I have the benefit of coming from a privileged background. And If the world waved a magic wand and took everything away we could probably move back in with my mother or my wife's salary could support us for a while. My fear of living in a cardboard box is entirely irrational. So I have no idea how someone confronted by real, actual poverty, the real, "if you do not make a certain amount of money by a certain date, you will be out on the street," could even begin to consider something as ridiculously impractical as a career in the arts, philosophy, furthering their studies or anything that didn't guarantee a certain regular amount of income to provide for themselves and their family.

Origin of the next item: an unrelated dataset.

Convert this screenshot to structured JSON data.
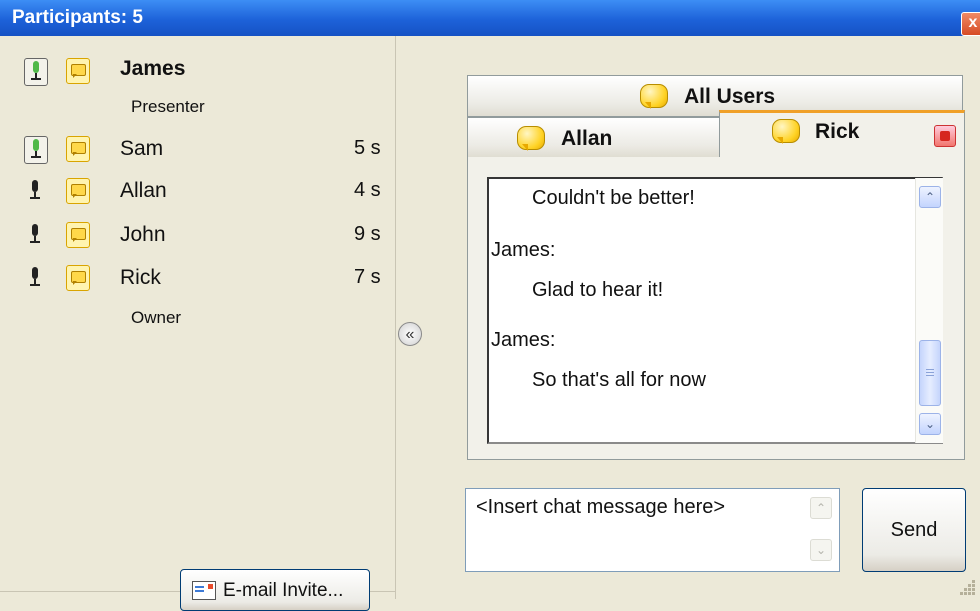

"I am, somehow, less interested in the weight and convolutions of Einstein's brain than in the near certainty that people of equal talent have lived and died in cotton fields and sweatshops."- Stephen Jay Gould
The first driverless truck is being tested on the roads in Nevada, machines shift your order around the Amazon warehouses and robots will start making your coffee soon. And who needs as many motels and rest stops when the trucks are driving themselves? How many doctors and EMTS will we need when there are less car accidents? What about the industries that supply those industries?
There are going to be less jobs in the future and we have to work out a way in which our society functions within that reality or accept that most of us and our children are going to be destitute while an incredibly small elite enjoy the wealth and benefits of our technological utopia.
I don't have a PhD in accounting, but I know that there are pilot programs and researchers working out how we can do better, by all of us. Those programs, ideas and the people testing them, who are much smarter than me and my pretty words and pictures, need our support because there are writers, artists, humanitarians and philosophers on par with Aristotle, Picasso and Hemingway flipping burgers somewhere next to a highway because that's what they have to do to survive.
What if the question "What would you do if you could do anything?" wasn't a question we asked once as a thought experiment but an everyday expectation for all of us?
A robot can flip burgers. Let's let Hemingway write books.